Ihre Tochter wäre mir natürlich lieber, aber die ist in Ceylon. Ich lese Homer, Maupassant, das Linzer Volksblatt, Eichendorff und cette touchante histoire de petite Secousse, die manchmal so schön ist, qu’elle donne presque envie de pleurer, trotz Boulange, Mysti-, , Stoi- und Katholi-cismus. Ich habe gar keine eigenen Empfindungen, citiere fortwährend in Gedanken mich selbst oder andere, habe auch die dumme letzte Scene von »Gestern« noch immer nicht fertig gebracht, dafür aber von Goldmann, der immer auf der Eisenbahn zu sein scheint eine, soweit man sie lesen kann, sehr herzliche Karte bekommen. Jetzt muss ich packen (ganz origineller Abgang!) schreiben Sie mir, mein verehrter Freund, bitte, bald und geben Sie Ihr Project mich irgendwo zu besuchen, nicht auf.
Herzlichst
Loris
    Paletot]
    Herrenmantel.
    En attendant]
    frz. in Erwartung.
    les’ ich Nietzsche]
    Friedrich Nietzsche: Menschliches, Allzumenschliches. Ein Buch für freie Geister. Chemnitz: Schmeitzner 1878.
    hellen Luft der Cordilleren]
    Hofmannsthal markiert die Stelle eindeutig als Zitat. Dabei variiert er zumindest seine eigenen Aufzeichnungen vom 21. 5. 1891: »In Nietzsche ist die freudige Klarheit der Zerstörung wie in einem einem hellen Sturm der Cordilleren oder in dem reinen Lodern grosser Flammen«. (Hugo von Hofmannsthal: Bibliothek. Hg. Ellen Ritter † in Zusammenarbeit mit Dalia Bukauskaite und Konrad Heumann. Frankfurt am Main: S. Fischer 2011, S. 108 (Sämtliche Werke, XL).) Vgl. auch den Briefentwurf in der gedruckten Ausgabe, S. 323.
    Mod. Rundschau 5 u. 6 Heft, Seite 17 .  .  . ff.]
    Hermann Bahr: Vorsatz.

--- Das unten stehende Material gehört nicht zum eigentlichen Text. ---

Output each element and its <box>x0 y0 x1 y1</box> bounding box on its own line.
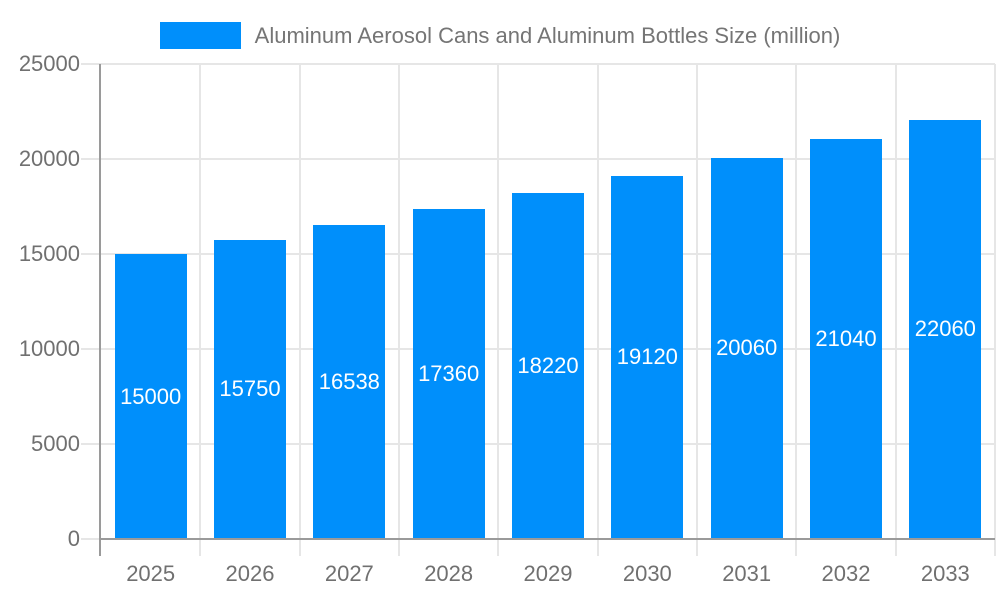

In: Moderne Rundschau, Bd. 3, H. 5/6, 15. 6. 1891, S. 178–180. Es handelt sich um die »Einleitung zu Bahr’s demnächst (bei E. Pierson in Dresden) erscheinendem neuesten Buche: ›Russische Reise, ein lyrischer Zwischenakt‹.«
    Macao]
    Glücksspiel mit Karten.
    Tochter]
    keine weiblichen Nachkommen nachweisbar
    cette touchante histoire de petite Secousse]
    frz. die rührende Geschichte von der kleinen Schüttlerin. (Barrès bezeichnet so die Hauptfigur Berénice).
    qu’elle donne presque envie de pleurer]
    frz. dass sie nahezu Lust zu weinen macht.